Goosey, goosey …

The latest edition of The Heron’s Nest has been published and includes this haiku of mine:

low-flying geese sunlight on every leading edge

– Sandra Simpson, The Heron’s Nest 19.1

This was a real scene that I laboured to get right, partly in acknowledgement of all the great goose haiku that have gone before. Here is just a small sampling of the many that I like (by the way, New Zealand doesn’t have migratory geese which rather puts us behind in haiku terms). I’ve posted the first two before, back in 2014, but still love them.

stopt to allow geese crossing some idiot honks

– Janice Bostok (1942-2011)

Alan Summers has pointed out (see Comments) that my original posting using ‘stopped’ in Jan’s haiku was incorrect. In White Heron, her 2011 biography by Sharon Dean, Jan says:

“Everyone tries to correct me … I actually used the old-fashioned past participle stopt instead of stopped because to me it sounds more sudden, and I didn’t want to break the flow of the haiku for too long with an exclamation mark. Somehow that stopt allows the haiku to read shorter and quicker… In using stopt I wanted to convey to the reader that I was very definitely stopped – firmly stopped.

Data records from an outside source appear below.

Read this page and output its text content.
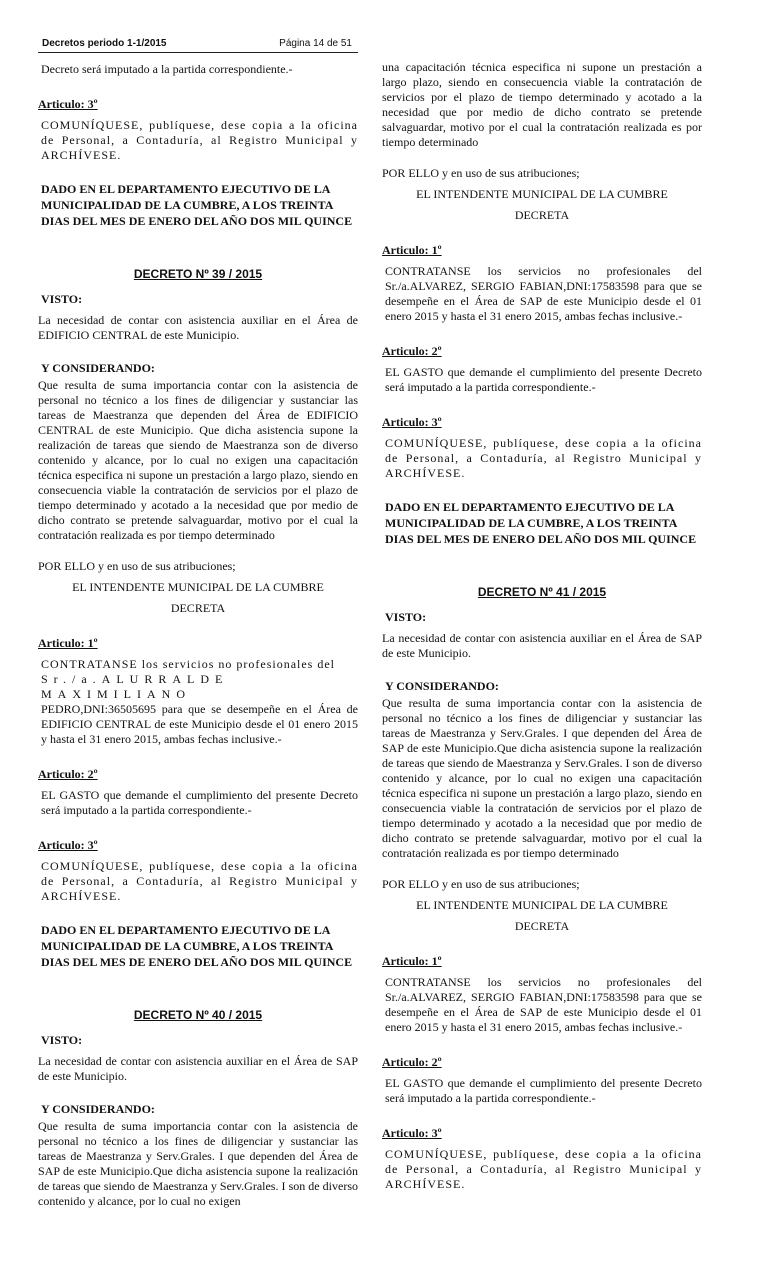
Decretos periodo 1-1/2015	Página 14 de 51

Decreto será imputado a la partida correspondiente.-

Articulo: 3º

COMUNÍQUESE, publíquese, dese copia a la oficina de Personal, a Contaduría, al Registro Municipal y ARCHÍVESE.

DADO EN EL DEPARTAMENTO EJECUTIVO DE LA MUNICIPALIDAD DE LA CUMBRE, A LOS TREINTA DIAS DEL MES DE ENERO DEL AÑO DOS MIL QUINCE

DECRETO Nº 39 / 2015

VISTO:

La necesidad de contar con asistencia auxiliar en el Área de EDIFICIO CENTRAL de este Municipio.

Y CONSIDERANDO:

Que resulta de suma importancia contar con la asistencia de personal no técnico a los fines de diligenciar y sustanciar las tareas de Maestranza que dependen del Área de EDIFICIO CENTRAL de este Municipio. Que dicha asistencia supone la realización de tareas que siendo de Maestranza son de diverso contenido y alcance, por lo cual no exigen una capacitación técnica especifica ni supone un prestación a largo plazo, siendo en consecuencia viable la contratación de servicios por el plazo de tiempo determinado y acotado a la necesidad que por medio de dicho contrato se pretende salvaguardar, motivo por el cual la contratación realizada es por tiempo determinado

POR ELLO y en uso de sus atribuciones;

EL INTENDENTE MUNICIPAL DE LA CUMBRE

DECRETA

Articulo: 1º

CONTRATANSE los servicios no profesionales del

Sr./a.ALURRALDE MAXIMILIANO

PEDRO,DNI:36505695 para que se desempeñe en el Área de EDIFICIO CENTRAL de este Municipio desde el 01 enero 2015 y hasta el 31 enero 2015, ambas fechas inclusive.-

Articulo: 2º

EL GASTO que demande el cumplimiento del presente Decreto será imputado a la partida correspondiente.-

Articulo: 3º

COMUNÍQUESE, publíquese, dese copia a la oficina de Personal, a Contaduría, al Registro Municipal y ARCHÍVESE.

DADO EN EL DEPARTAMENTO EJECUTIVO DE LA MUNICIPALIDAD DE LA CUMBRE, A LOS TREINTA DIAS DEL MES DE ENERO DEL AÑO DOS MIL QUINCE

DECRETO Nº 40 / 2015

VISTO:

La necesidad de contar con asistencia auxiliar en el Área de SAP de este Municipio.

Y CONSIDERANDO:

Que resulta de suma importancia contar con la asistencia de personal no técnico a los fines de diligenciar y sustanciar las tareas de Maestranza y Serv.Grales. I que dependen del Área de SAP de este Municipio.Que dicha asistencia supone la realización de tareas que siendo de Maestranza y Serv.Grales. I son de diverso contenido y alcance, por lo cual no exigen

una capacitación técnica especifica ni supone un prestación a largo plazo, siendo en consecuencia viable la contratación de servicios por el plazo de tiempo determinado y acotado a la necesidad que por medio de dicho contrato se pretende salvaguardar, motivo por el cual la contratación realizada es por tiempo determinado

POR ELLO y en uso de sus atribuciones;

EL INTENDENTE MUNICIPAL DE LA CUMBRE

DECRETA

Articulo: 1º

CONTRATANSE los servicios no profesionales del Sr./a.ALVAREZ, SERGIO FABIAN,DNI:17583598 para que se desempeñe en el Área de SAP de este Municipio desde el 01 enero 2015 y hasta el 31 enero 2015, ambas fechas inclusive.-

Articulo: 2º

EL GASTO que demande el cumplimiento del presente Decreto será imputado a la partida correspondiente.-

Articulo: 3º

COMUNÍQUESE, publíquese, dese copia a la oficina de Personal, a Contaduría, al Registro Municipal y ARCHÍVESE.

DADO EN EL DEPARTAMENTO EJECUTIVO DE LA MUNICIPALIDAD DE LA CUMBRE, A LOS TREINTA DIAS DEL MES DE ENERO DEL AÑO DOS MIL QUINCE

DECRETO Nº 41 / 2015

VISTO:

La necesidad de contar con asistencia auxiliar en el Área de SAP de este Municipio.

Y CONSIDERANDO:

Que resulta de suma importancia contar con la asistencia de personal no técnico a los fines de diligenciar y sustanciar las tareas de Maestranza y Serv.Grales. I que dependen del Área de SAP de este Municipio.Que dicha asistencia supone la realización de tareas que siendo de Maestranza y Serv.Grales. I son de diverso contenido y alcance, por lo cual no exigen una capacitación técnica especifica ni supone un prestación a largo plazo, siendo en consecuencia viable la contratación de servicios por el plazo de tiempo determinado y acotado a la necesidad que por medio de dicho contrato se pretende salvaguardar, motivo por el cual la contratación realizada es por tiempo determinado

POR ELLO y en uso de sus atribuciones;

EL INTENDENTE MUNICIPAL DE LA CUMBRE

DECRETA

Articulo: 1º

CONTRATANSE los servicios no profesionales del Sr./a.ALVAREZ, SERGIO FABIAN,DNI:17583598 para que se desempeñe en el Área de SAP de este Municipio desde el 01 enero 2015 y hasta el 31 enero 2015, ambas fechas inclusive.-

Articulo: 2º

EL GASTO que demande el cumplimiento del presente Decreto será imputado a la partida correspondiente.-

Articulo: 3º

COMUNÍQUESE, publíquese, dese copia a la oficina de Personal, a Contaduría, al Registro Municipal y ARCHÍVESE.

I even had the car engine turned off.”

the sound of geese through the crosshairs

– Melissa Allen, Modern Haiku 44.1

river fog …
the sound of geese
coming in from the sea

– John Barlow, Wingbeats: British Birds in Haiku (Snapshot Press, 2008)

the first flakes of snow
drifting down the wetlands
Canada geese

– Billie Wilson, The Heron’s Nest 4.11

‘Wild Geese Returning to Katata’, one of Hiroshige’s Eight Views of Omi. Image: Wikipedia

somewhere
between bitter and sweet
migrating geese

– Michele L. Harvey, The Heron’s Nest 18.4

行雁がつくづく見るや煤畳
yuku kari ga tsuku-zuku miru ya susu tatami

the travelling geese
check it out thoroughly…
sooty mat

– Issa, written in 1807
from The Haiku of Kobayashi Issa

Translator David Lanoue offers this comment: The mat is a tatami mat made of woven straw. The fact that it is sooty implies that it belongs to “beggar” Issa.